Best Parks and Scenic Running Paths in Baltimore
Take advantage of Baltimore's vast green spaces to get outside and stretch your legs.
One of the best ways to enjoy Baltimore is by foot—whether running on one of our scenic waterfront paths, or enjoying the more than 4,000 acres of parkland in the city. During your stay in Charm City, check out these popular parks for scenic and challenging workouts. Or if you just want to take a leisurely stroll, that works too.
Canton Waterfront Park
Sitting directly on the Baltimore Harbor, Canton Waterfront Park is an eight-acre space to have a picnic, practice meditation or take a few quick laps. It’s also home to popular events like WTMD First Thursday concerts and the Baltimore Seafood Festival.

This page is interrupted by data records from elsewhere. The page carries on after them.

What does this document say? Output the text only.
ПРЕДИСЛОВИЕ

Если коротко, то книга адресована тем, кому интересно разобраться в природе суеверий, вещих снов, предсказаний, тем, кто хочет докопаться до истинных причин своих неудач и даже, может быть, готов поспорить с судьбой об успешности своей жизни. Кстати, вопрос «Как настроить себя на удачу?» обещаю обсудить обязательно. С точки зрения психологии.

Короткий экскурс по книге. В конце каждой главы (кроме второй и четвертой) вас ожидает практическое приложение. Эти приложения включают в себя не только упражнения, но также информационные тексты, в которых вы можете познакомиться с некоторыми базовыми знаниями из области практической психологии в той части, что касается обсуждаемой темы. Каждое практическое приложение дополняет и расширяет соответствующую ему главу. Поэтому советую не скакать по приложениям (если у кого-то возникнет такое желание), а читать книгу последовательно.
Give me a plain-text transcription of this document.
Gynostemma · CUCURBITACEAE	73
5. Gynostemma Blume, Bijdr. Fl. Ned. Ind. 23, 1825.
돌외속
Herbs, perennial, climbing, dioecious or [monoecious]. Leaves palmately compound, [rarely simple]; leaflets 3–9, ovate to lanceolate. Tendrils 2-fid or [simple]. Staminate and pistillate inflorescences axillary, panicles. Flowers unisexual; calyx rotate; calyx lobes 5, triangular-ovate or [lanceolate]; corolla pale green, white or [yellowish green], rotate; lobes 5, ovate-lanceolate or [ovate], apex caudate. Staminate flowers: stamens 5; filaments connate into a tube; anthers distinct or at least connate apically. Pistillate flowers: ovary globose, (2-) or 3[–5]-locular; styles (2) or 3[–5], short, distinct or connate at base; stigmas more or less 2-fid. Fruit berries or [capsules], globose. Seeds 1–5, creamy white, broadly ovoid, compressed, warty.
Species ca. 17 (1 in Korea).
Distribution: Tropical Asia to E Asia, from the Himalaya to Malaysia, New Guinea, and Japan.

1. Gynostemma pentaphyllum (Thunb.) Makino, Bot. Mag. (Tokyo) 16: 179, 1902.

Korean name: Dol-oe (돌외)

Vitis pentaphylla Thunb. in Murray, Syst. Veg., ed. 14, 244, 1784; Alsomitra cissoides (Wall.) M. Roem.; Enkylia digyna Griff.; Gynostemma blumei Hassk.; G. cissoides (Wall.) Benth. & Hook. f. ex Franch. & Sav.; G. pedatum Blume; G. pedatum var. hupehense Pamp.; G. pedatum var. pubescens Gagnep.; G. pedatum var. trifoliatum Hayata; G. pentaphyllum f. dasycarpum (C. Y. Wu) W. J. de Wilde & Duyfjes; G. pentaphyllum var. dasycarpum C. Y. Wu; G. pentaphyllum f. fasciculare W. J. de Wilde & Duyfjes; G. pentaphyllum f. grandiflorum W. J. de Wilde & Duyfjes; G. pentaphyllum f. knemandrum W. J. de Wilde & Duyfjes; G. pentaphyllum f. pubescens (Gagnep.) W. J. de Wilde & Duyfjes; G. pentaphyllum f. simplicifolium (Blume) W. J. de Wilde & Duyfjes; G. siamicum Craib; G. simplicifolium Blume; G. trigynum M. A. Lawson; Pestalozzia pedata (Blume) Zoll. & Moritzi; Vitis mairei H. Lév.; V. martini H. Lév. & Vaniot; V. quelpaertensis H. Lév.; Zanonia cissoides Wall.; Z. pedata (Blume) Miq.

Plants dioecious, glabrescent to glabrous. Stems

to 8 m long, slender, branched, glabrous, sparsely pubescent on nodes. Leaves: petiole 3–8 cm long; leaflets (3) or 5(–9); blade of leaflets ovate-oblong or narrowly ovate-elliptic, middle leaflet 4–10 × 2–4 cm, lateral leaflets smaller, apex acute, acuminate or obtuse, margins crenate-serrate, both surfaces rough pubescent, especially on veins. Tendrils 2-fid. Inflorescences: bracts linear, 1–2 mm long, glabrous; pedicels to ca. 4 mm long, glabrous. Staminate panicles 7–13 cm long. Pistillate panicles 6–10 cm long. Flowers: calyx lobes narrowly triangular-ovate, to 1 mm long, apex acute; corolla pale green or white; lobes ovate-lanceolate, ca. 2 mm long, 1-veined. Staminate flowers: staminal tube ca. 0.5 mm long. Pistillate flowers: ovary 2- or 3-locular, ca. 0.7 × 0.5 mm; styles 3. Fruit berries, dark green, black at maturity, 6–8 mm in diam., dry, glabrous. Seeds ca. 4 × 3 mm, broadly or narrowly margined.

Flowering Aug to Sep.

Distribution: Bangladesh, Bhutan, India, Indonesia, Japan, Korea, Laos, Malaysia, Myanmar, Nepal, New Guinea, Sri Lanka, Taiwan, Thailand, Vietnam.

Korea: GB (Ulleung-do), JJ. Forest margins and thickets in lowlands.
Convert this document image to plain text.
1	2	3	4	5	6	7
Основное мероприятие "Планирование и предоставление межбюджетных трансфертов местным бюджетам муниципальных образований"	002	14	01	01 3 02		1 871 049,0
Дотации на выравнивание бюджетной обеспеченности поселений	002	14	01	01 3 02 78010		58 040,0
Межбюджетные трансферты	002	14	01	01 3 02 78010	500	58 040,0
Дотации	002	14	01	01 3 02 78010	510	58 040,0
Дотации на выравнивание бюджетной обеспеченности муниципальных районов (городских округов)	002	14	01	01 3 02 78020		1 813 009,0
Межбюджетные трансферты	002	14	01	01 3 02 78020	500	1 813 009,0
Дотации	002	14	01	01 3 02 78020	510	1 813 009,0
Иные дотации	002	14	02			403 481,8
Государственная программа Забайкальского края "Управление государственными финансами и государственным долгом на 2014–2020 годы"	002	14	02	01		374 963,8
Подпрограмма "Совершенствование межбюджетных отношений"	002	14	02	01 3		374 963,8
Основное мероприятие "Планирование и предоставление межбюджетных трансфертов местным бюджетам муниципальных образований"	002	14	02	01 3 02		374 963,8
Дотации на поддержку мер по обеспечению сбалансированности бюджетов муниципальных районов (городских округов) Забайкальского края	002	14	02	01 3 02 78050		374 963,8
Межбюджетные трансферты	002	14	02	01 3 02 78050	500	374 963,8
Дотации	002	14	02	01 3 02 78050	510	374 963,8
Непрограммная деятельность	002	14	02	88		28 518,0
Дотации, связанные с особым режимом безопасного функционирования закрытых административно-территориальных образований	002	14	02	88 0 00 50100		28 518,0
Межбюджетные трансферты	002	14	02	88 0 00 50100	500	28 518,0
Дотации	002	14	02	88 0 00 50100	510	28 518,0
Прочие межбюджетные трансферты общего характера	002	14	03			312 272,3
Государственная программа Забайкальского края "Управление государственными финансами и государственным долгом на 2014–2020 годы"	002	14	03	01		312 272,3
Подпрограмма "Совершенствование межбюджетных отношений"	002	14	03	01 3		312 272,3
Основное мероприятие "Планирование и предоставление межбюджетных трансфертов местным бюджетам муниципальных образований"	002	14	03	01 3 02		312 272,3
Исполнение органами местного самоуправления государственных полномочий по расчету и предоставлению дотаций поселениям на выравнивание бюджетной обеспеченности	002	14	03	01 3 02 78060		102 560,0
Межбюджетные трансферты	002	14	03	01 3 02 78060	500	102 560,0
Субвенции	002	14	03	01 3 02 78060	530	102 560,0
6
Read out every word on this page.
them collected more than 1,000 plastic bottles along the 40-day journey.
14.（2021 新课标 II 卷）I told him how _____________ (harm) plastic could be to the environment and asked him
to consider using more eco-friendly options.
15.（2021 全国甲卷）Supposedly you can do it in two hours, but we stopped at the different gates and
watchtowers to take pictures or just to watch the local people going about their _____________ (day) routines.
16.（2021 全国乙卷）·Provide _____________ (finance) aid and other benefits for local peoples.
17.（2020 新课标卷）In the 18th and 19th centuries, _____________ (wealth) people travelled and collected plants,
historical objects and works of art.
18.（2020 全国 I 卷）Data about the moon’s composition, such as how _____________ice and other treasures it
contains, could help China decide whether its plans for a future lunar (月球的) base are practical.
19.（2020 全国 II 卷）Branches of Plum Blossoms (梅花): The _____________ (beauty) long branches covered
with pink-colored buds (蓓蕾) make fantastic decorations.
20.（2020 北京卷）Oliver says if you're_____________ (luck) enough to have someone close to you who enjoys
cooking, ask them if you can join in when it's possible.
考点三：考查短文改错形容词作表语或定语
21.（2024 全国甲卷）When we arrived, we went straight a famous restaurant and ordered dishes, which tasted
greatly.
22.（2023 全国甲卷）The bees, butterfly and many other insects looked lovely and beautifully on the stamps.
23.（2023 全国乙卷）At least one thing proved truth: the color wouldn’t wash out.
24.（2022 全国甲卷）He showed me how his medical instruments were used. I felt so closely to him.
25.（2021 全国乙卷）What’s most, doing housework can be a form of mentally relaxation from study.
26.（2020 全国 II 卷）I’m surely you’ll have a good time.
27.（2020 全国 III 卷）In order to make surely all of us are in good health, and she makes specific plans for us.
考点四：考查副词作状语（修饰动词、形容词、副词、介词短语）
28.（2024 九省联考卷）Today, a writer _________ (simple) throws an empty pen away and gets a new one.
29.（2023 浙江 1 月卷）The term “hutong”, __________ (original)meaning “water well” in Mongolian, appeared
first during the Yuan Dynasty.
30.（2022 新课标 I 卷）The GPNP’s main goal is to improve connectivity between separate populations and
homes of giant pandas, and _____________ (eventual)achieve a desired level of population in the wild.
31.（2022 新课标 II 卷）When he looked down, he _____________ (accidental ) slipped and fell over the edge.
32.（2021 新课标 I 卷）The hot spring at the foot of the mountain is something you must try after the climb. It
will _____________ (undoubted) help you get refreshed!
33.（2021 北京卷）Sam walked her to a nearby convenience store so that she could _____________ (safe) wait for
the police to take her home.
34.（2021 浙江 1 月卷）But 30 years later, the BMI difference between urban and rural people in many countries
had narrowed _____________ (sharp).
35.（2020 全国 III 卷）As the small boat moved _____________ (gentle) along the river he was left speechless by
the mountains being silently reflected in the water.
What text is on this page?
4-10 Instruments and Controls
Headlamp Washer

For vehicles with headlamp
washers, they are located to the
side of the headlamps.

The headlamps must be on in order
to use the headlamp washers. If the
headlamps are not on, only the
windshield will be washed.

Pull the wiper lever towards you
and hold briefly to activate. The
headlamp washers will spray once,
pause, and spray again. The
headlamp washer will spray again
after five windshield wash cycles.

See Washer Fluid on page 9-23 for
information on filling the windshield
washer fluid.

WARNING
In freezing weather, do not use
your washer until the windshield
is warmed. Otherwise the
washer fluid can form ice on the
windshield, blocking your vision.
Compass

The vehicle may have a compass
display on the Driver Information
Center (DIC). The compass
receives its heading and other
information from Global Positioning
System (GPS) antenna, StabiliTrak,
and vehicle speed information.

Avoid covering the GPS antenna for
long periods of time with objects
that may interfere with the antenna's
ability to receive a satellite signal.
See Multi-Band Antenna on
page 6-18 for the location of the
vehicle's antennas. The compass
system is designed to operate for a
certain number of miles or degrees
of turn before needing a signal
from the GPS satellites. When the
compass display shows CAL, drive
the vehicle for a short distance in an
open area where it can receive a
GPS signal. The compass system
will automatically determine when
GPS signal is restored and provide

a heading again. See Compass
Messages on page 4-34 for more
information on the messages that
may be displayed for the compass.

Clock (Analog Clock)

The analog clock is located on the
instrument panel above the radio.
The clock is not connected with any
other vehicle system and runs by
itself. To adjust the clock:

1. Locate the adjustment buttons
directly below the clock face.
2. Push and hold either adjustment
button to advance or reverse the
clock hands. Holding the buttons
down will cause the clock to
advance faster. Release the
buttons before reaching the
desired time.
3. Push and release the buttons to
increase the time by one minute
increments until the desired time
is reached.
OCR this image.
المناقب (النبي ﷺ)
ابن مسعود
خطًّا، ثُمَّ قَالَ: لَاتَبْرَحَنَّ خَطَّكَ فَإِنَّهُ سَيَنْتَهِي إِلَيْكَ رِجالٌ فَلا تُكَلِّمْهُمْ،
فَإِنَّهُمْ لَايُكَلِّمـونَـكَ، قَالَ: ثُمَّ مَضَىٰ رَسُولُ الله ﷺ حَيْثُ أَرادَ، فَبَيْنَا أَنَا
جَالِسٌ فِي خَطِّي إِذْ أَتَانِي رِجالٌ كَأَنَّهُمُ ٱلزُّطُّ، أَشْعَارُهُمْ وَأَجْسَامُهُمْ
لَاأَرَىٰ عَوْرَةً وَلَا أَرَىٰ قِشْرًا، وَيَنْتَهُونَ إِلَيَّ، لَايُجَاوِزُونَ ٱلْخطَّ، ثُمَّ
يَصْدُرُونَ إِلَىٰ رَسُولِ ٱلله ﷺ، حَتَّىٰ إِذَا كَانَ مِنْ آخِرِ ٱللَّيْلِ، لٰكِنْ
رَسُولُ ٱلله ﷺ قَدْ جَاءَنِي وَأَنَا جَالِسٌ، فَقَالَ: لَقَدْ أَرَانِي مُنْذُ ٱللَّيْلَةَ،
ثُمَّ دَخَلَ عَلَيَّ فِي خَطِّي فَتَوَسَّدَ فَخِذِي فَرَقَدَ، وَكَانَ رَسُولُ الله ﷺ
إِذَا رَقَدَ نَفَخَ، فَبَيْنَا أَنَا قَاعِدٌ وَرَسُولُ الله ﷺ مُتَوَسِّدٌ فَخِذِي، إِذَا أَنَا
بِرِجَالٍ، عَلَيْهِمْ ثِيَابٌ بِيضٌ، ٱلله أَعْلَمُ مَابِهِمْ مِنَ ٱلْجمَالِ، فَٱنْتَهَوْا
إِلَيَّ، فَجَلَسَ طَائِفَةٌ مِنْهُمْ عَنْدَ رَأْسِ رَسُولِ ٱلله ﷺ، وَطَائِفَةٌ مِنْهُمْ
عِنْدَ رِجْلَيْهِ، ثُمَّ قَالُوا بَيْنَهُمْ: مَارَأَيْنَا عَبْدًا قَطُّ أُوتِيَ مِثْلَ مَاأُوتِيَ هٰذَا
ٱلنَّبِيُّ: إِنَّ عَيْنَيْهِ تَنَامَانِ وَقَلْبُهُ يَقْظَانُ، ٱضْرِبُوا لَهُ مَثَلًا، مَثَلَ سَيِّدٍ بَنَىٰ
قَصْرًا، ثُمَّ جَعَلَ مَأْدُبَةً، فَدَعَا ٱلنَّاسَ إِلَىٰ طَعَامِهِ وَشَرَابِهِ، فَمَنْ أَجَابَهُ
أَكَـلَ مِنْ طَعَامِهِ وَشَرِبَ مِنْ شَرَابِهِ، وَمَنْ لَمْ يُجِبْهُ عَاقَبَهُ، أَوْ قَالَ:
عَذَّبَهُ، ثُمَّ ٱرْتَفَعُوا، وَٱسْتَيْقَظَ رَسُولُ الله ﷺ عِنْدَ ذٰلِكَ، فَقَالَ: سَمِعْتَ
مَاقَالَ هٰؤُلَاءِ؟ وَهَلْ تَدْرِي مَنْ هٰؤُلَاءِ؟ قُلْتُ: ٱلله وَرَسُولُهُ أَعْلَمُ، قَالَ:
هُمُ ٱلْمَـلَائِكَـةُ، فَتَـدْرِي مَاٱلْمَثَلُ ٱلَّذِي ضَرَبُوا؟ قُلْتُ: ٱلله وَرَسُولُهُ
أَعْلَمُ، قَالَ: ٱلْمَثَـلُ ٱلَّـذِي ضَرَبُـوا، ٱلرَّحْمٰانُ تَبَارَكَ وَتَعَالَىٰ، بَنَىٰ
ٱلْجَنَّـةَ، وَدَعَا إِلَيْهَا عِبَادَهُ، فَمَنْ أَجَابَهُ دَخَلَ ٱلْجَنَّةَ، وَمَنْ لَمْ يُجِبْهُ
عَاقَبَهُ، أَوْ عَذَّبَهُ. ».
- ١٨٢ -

Perched on a peninsula in Locust Point, the .9 mile paved winding walkway around historic Fort McHenry offers spectacular views of the Harbor. The grounds surrounding the fort are free to explore, but you’ll want to go in to learn more about the its history and enjoy the museum.
If you’re staying downtown, Rash Field is an ideal spot for an express workout. There are sand volleyball courts available for a quick game, plus a skatepark, nature park and a playground with wooden climbing towers.
If you want more than just a park
Druid Hill Park
The popular mile-long loop at the base of Druid Hill Park wraps around the drinking water reservoir, and offers sweeping views of the city below. The park is also home to the Maryland Zoo in Baltimore and the Howard Peters Rawlings Conservatory and Botanic Gardens.
This historic park bordering Highlandtown, an artsy neighborhood on Baltimore’s east side, offers a variety of picturesque pathways to knock out a couple of miles. Be sure to pass by the historic and ornate Patterson Park Observatory, or enjoy one of Patterson Park‘s many amenities: tennis courts, a swimming pool, an indoor ice skating rink, playgrounds and a dog park.
If you want to see some nature
Gwynns Falls/Leakin Park
Composed of 1200 acres of woods, streams and trails, Gwynns Falls/Leakin Park is one of the largest urban woodland areas in the country. It’s also home to the Carrie Murray Nature Center where you can learn about native species and their habitats.
Loch Raven Reservoir
For those who don’t mind traveling a little farther to the north, Loch Raven Reservoir, which provides the drinking water for Baltimore City, offers miles of woodsy trails for running, hiking and spotting wildlife. On most weekends throughout the year, a stretch of road through the watershed is closed to vehicle traffic and open to pedestrians.
Tucked along the Jones Falls waterway, this 200-acre urban oasis boasts a variety of plantlife and terrains for nature lovers to explore. Unlike other area parks, Cylburn is devoid of courts and recreational facilities, making it the perfect place to peacefully connect with your surroundings. Explore the three miles of woodland trails, wander through the gardens or beat the heat inside the historic Cylburn mansion.
If you have kids
West Shore Park
Try a refreshing romp on the splash pad at the Walter Sondheim Fountain followed by a picnic in the shade. Situated between the Maryland Science Center and the Baltimore Visitor Center, the water is on from May through September from 10 a.m. to 10 p.m., Monday through Friday, and from 11 a.m. to 10 p.m. on the weekends.
Located near the Pier 5 Hotel, Pierce’s Park is much more than a playground. It’s an imaginative space of discovery, where children can interact with locally created sculptures intended for climbing, a living willow tunnel and even a musical fence.